I’ve had the same conversation probably fifty times this year. A client calls, usually someone technical and says their CEO wants AI.
- Do they know what kind? No.
- Do they know which problems they’re trying to solve? Not really.
- Did someone at a conference show them something impressive and now there’s budget that needs to be spent by Q4? Almost always yes.
Here’s the thing—that awkward gap between “our board says we need AI” and actually shipping something useful is the most profitable consulting opportunity I’ve seen in a decade. And most tech companies are completely ignoring it.
The Gap in the Market#
AI presales isn’t sales. You aren’t pushing licenses. It isn’t delivery either—you aren’t writing code yet. It’s that weird, messy phase where you help companies figure out if they’re about to waste a million dollars.
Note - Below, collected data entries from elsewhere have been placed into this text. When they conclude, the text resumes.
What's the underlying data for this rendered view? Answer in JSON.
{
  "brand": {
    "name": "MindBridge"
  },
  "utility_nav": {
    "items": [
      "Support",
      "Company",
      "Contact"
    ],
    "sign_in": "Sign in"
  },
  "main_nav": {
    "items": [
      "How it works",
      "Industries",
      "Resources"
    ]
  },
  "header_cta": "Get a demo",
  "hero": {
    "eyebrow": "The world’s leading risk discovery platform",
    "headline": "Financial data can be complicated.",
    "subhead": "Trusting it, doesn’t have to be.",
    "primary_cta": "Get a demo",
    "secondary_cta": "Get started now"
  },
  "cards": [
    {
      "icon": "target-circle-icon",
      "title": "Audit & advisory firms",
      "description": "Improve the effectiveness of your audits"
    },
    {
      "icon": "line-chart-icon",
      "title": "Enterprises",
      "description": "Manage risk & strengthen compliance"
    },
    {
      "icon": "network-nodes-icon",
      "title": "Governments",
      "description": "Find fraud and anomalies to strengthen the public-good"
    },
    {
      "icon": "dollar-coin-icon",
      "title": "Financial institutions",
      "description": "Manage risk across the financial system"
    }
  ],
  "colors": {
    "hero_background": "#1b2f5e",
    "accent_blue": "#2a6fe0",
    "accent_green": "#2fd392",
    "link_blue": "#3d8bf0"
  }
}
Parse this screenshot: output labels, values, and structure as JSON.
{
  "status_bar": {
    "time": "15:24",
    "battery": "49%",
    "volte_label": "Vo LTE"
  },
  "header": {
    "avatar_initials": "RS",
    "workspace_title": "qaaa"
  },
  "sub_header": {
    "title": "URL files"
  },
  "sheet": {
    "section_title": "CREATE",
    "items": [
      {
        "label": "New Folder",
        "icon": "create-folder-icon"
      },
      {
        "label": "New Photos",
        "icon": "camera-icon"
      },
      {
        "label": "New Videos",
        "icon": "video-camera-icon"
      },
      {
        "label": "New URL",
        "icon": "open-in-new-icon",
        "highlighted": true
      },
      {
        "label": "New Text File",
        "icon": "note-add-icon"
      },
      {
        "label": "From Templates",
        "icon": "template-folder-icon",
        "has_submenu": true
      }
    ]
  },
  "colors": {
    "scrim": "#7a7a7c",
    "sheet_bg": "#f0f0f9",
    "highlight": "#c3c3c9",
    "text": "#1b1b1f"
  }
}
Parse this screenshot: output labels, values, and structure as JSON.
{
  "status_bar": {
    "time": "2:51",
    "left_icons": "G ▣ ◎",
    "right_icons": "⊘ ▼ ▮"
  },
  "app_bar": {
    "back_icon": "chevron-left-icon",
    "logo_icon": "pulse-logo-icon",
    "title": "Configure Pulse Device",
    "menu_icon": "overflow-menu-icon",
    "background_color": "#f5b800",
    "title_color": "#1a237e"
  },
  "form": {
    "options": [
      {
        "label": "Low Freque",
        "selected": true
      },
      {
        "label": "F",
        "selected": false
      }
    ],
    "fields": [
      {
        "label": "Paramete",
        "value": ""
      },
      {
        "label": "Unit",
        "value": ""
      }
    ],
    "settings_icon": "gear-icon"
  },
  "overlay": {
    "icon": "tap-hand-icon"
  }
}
They need someone who speaks both languages. Someone technical enough to know what AI Engineering can actually do (vs. what looks cool in a demo) and business-savvy enough to know when a spreadsheet is better than a neural network.
But here’s the secret: This isn’t about selling AI. It’s about trust. The trust you build by saying “No, that’s a terrible idea” is what makes them sign the check when you finally say “Yes.”
Structuring Your Services (So You Get Paid)#
You need three specific offerings. If you don’t productize this, you’ll end up doing free consulting over coffee forever.
1. Discovery (Fixed Fee)#
Two to four weeks. You talk to everyone. You look at their data. You map the mess. The deliverable isn’t a wishlist—it’s a ranked list of what is actually possible.
Case Study: The Law Firm We worked with a firm handling mortgage disputes. Their process was a disaster of emails and phone tag. We found five potential AI wins:
- Intake Agent: Chat with clients to get the facts.
- Client Portal: Show them the timeline so they stop calling.
- Report Translator: Turn “Legalese” into plain English.
- Auto-Notifications: Tied to court dates.
- Internal Q&A: A bot that knows their playbooks.
Discovery proved that three of these were impossible with their current data. We saved them six months of failure just by checking the data first. Price this as a fixed fee. It keeps you honest and focused.
2. The Blueprint (PoC Design)#
Once you know what to build, you need to design how. This is the technical spec. RAG vs. Fine-tuning? Vector DB vs. Keyword search?
For that law firm, we designed just two things: the Q&A bot and the Report Translator. We cut everything else. We handed them a plan that any competent team could build.
The Power Move: Make the design agnostic. Tell them, “You can take this blueprint to another dev shop if you want.” They almost never do, but offering it builds massive trust.
3. Education Workshops#
Most stakeholders think AI is either magic or a fraud. Run a workshop before you start. Teach them what a “Hallucination” is. Show them why data quality matters.
For the law firm, we ran “AI for Legal Ops 101” before we wrote a line of code. It reset their expectations from “Magic Button” to “Useful Tool.”
The Hard Part: Business Outcomes#
The hardest part isn’t the algorithms. It’s connecting the tech to the P&L.
Start every meeting with pain, not Python.
- What is too slow?
- Where are you losing money?
- Who is complaining the most?
I watched a manufacturing client burn 110k on a predictive maintenance system. It worked perfectly. Nobody used it. Why? Because the maintenance guys didn’t trust a black box telling them what to do. The problem wasn’t accuracy; it was culture. We should have caught that in week one.
Don’t sell “Machine Learning.” Sell “Stopping customers from leaving.”